Large data management in service APIs

One problem of webservices is sending large data chunks around - something you want to minimise. Not only for performance, but also because long transmissions may break. SOAP attachments are not ideal. One way to avoid sending data through SOAP is to send by reference, e.g. through the use of a URI (LSID) referral - which will delay fetching data until the last moment and may be optimised, e.g. through a bittorrent download (as discussed on Bio.share/Bio.slurp).

We do not recommend passing large data through SOAP attachments in web services or as large SOAP body elements - any such approach is highly inefficient (Base64 encoding causes an expansion of binary data) and existing web service client stacks behave badly on large documents. In addition the advertisment of such mechanisms is poorly supported (there are standards to declare attachment input and output types but we've never seen anyone use them so in effect it is a hidden behaviour - as all behaviours of a good service should be exposed in the service metadata this is a bad thing).

Biomoby has proposed a mechanism to allow parts of the moby data to be referenced to achieve this in their framework. The reference types can be advertised in the moby central metadata registry and therefore made available to clients such as Taverna.

We note that creating a service which accepts or creates references is not actually that hard - the hard part is to advertise this capability, specifically that technologies such as WSDL have no way to say 'this input has schema type XXX' when the input is a reference rather than a value.

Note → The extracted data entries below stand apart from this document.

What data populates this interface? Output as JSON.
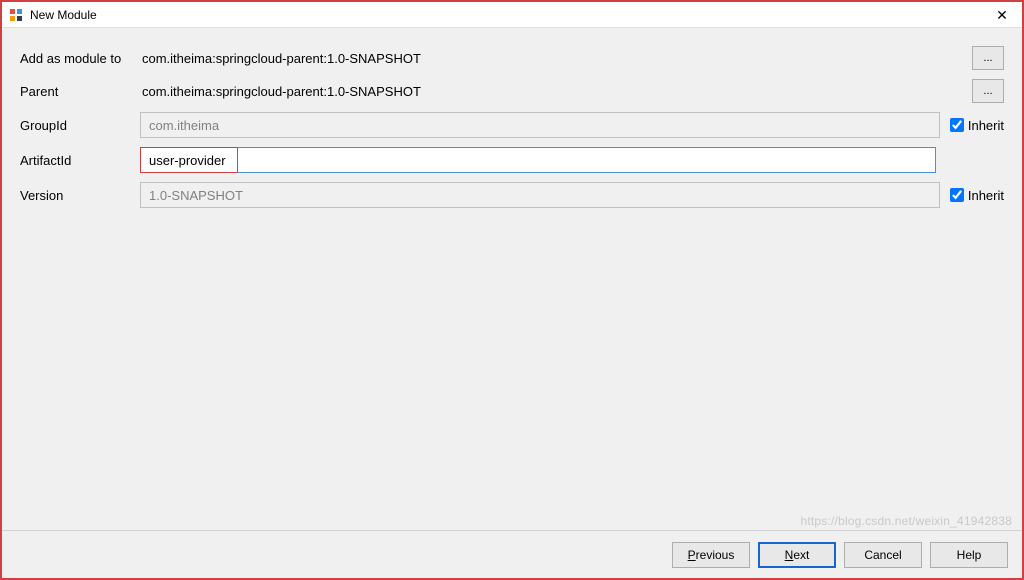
{
  "titlebar": {
    "title": "New Module",
    "close_symbol": "✕"
  },
  "form": {
    "add_as_module_label": "Add as module to",
    "add_as_module_value": "com.itheima:springcloud-parent:1.0-SNAPSHOT",
    "parent_label": "Parent",
    "parent_value": "com.itheima:springcloud-parent:1.0-SNAPSHOT",
    "groupid_label": "GroupId",
    "groupid_value": "com.itheima",
    "artifactid_label": "ArtifactId",
    "artifactid_value": "user-provider",
    "version_label": "Version",
    "version_value": "1.0-SNAPSHOT",
    "inherit_label": "Inherit",
    "browse_label": "..."
  },
  "footer": {
    "previous_label": "Previous",
    "previous_accel": "P",
    "next_label": "Next",
    "next_accel": "N",
    "cancel_label": "Cancel",
    "help_label": "Help"
  },
  "watermark": "https://blog.csdn.net/weixin_41942838"
}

The challenges that any system must solve to support reference passing are therefore :

  1. Allow input data to be passed to the service as a reference type.
    1. Do this without breaking any existing typing system such as Moby data types, XML schema - this implies that the description of the service must seperate the transport and data content descriptions in some way. The service at a conceptual level consumes the data type independently of the transport type the service container uses to supply this.
  2. When the call to the service is made the service should allow the client to specify the delivery type for any results.
    1. Delivery types can be specified as references - there are already systems out there such as the OGSA-DAI system that define a delivery block (such as 'put data on this ftp server and return a URL to it'
    2. Some level of negotiation would be good - client requests a set of plausible references and the service negotiates one it can provide.
    3. The default delivery would presumably be pass by value.
  3. Ideally a naive (non reference aware) client should be able to use the service exactly as it would without any of this work - this implies either back compatibility at the client API layer (Moby) or back compatibility in the description (i.e. WSDL)
  4. Allow some level of lifecycle management for results held in a delivery location
    1. Allow the client to request specific characteristics i.e. 'hold this data for at least five minutes'
    2. Generate policies based on authentication where present?